I haven’t asked Dutch directly, but I suspect he would think of the wrestlers today as not being able to go a two out of three match for over an hour ….often more. High flying is certainly fun to watch, but for pure mat wrestling talent and stamina, these kids today wouldn’t last a week in the old Portland Wrestling circuit.

In my opinion, this is what makes him an icon of the era. And to some extent, the sport in general. Piper, Ric Flair, Jesse Ventura, countless main event figures that went on to become television stars and wrestling legends in their own right today, can trace their beginning and foundation back to Dutch.

In a way Dutch Savage was a bridge between the purity of the sport of Professional Wrestling and the media it has become today. The toughness of the sport, the savvy art of the entertainment was passed down to him, and he by example passed it on.

Whether or not those who learned at his hand will make a difference to the new kids coming up we will all have to wait and see. 

There is no doubt that Dutch will read this and have a list as long as your arm of some of the older guys that he worked with that also passed on the sport, but I will leave that to him.

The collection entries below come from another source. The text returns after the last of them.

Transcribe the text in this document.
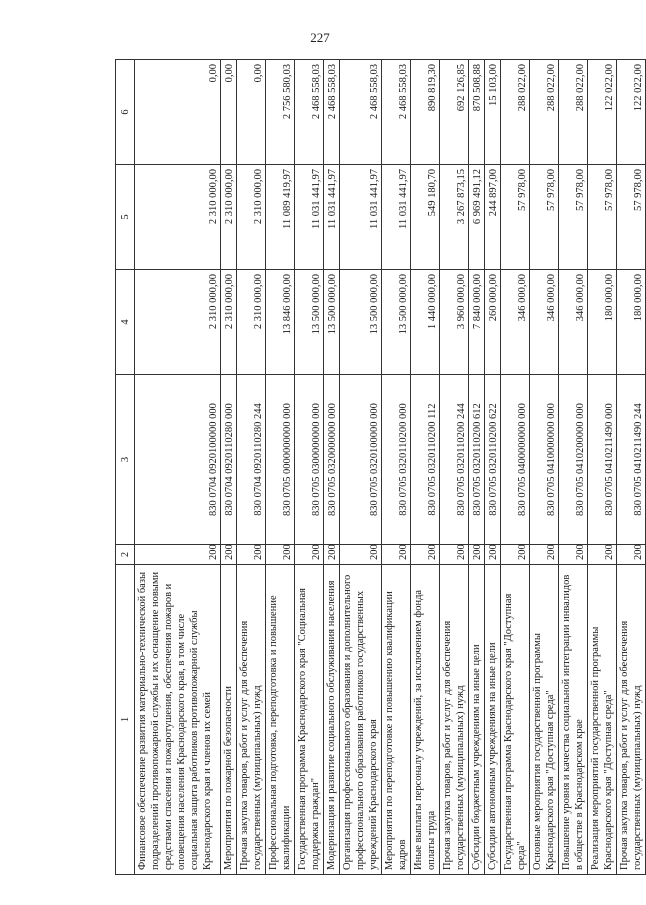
227
1	2	3	4	5	6
Финансовое обеспечение развития материально-технической базы подразделений противопожарной службы и их оснащение новыми средствами спасения и пожаротушения, обеспечения пожаров и оповещения населения Краснодарского края, в том числе социальная защита работников противопожарной службы Краснодарского края и членов их семей	200	830 0704 0920100000 000	2 310 000,00	2 310 000,00	0,00
Мероприятия по пожарной безопасности	200	830 0704 0920110280 000	2 310 000,00	2 310 000,00	0,00
Прочая закупка товаров, работ и услуг для обеспечения государственных (муниципальных) нужд	200	830 0704 0920110280 244	2 310 000,00	2 310 000,00	0,00
Профессиональная подготовка, переподготовка и повышение квалификации	200	830 0705 0000000000 000	13 846 000,00	11 089 419,97	2 756 580,03
Государственная программа Краснодарского края "Социальная поддержка граждан"	200	830 0705 0300000000 000	13 500 000,00	11 031 441,97	2 468 558,03
Модернизация и развитие социального обслуживания населения	200	830 0705 0320000000 000	13 500 000,00	11 031 441,97	2 468 558,03
Организация профессионального образования и дополнительного профессионального образования работников государственных учреждений Краснодарского края	200	830 0705 0320100000 000	13 500 000,00	11 031 441,97	2 468 558,03
Мероприятия по переподготовке и повышению квалификации кадров	200	830 0705 0320110200 000	13 500 000,00	11 031 441,97	2 468 558,03
Иные выплаты персоналу учреждений, за исключением фонда оплаты труда	200	830 0705 0320110200 112	1 440 000,00	549 180,70	890 819,30
Прочая закупка товаров, работ и услуг для обеспечения государственных (муниципальных) нужд	200	830 0705 0320110200 244	3 960 000,00	3 267 873,15	692 126,85
Субсидии бюджетным учреждениям на иные цели	200	830 0705 0320110200 612	7 840 000,00	6 969 491,12	870 508,88
Субсидии автономным учреждениям на иные цели	200	830 0705 0320110200 622	260 000,00	244 897,00	15 103,00
Государственная программа Краснодарского края "Доступная среда"	200	830 0705 0400000000 000	346 000,00	57 978,00	288 022,00
Основные мероприятия государственной программы Краснодарского края "Доступная среда"	200	830 0705 0410000000 000	346 000,00	57 978,00	288 022,00
Повышение уровня и качества социальной интеграции инвалидов в обществе в Краснодарском крае	200	830 0705 0410200000 000	346 000,00	57 978,00	288 022,00
Реализация мероприятий государственной программы Краснодарского края "Доступная среда"	200	830 0705 0410211490 000	180 000,00	57 978,00	122 022,00
Прочая закупка товаров, работ и услуг для обеспечения государственных (муниципальных) нужд	200	830 0705 0410211490 244	180 000,00	57 978,00	122 022,00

I was lucky enough to be at an age to still see how it was and should be done. High school came and went and early in 1971 I said goodbye to the Portland area, but the memories still hold fast. As an older man now able to reflect on the time, I think what made it special was the closeness and interaction of the fan to the sport. We were part of it, not held away at arms length and dismissed.

There was no mad rush for autographs as the locker room opened. Oh I suppose they would be happy to and often did, but why? They were right there.  I did get a signed record sleeve from Beauregard (pictured left) with his henchman The Claw.  Beauregard was a sort of celebrity as he was also producing records when not sleazing his way into the ring.

I have to digress a moment as I have a Beauregard story of my own...of sorts.  You see, this cad had found some poor grotesque creature under the Burnside Bridge in Bum Town, put a mask over his face to cover his hideous features and colored and chained him like an animal.  Not content at his sheer slavery of this poor creature, Beauregard went on to teach this soul to use his massive deformed hand as a claw and attach it to the heart of his victim....you guessed it, causing the man to crash to the floor.

On top of this, he was rumored to be keeping the poor Claws' money!  Well this duo was just too much and I remember wearing a Save the Claw t-shirt one evening and didn't make it into the building.  Hastily running back to my car with the sounds of "get him" in the air.

You could talk to any of them anytime you wanted.

An autograph is a form of detachment, a symbol of distance from the fans. These guys were anything but distant. Still, you minded your manners a bit as I am not sure if a few of these guys wouldn’t be happy to see you in the parking lot after the match. Perhaps give you a personal autograph. There were rules and everyone knew what they were.

Which,  come to think about it, Dutch Savage owes me an apology. One Saturday night in 1970 I was quietly standing outside the Crow’s Nest and minding my own business.  Dutch had just been knocked out by a head butt by Referee and order enforcer Shag Thomas for “punishing” a wrestler he had already beaten and I merely made a constructive comment or two about his behavior.  Instead of taking the criticism and learning from it, he removed the fire extinguisher from it’s supports in the booth and sprayed the crowd yelling at me to "shut up".

As Frank Bonnema would most likely have said….“There is just no call for that kind of behavior in Professional Wresting.” Dutch is 73 as of this writing, I am going to wait till he is in his 90’s when I am pretty sure I could take him and pay him back for that one.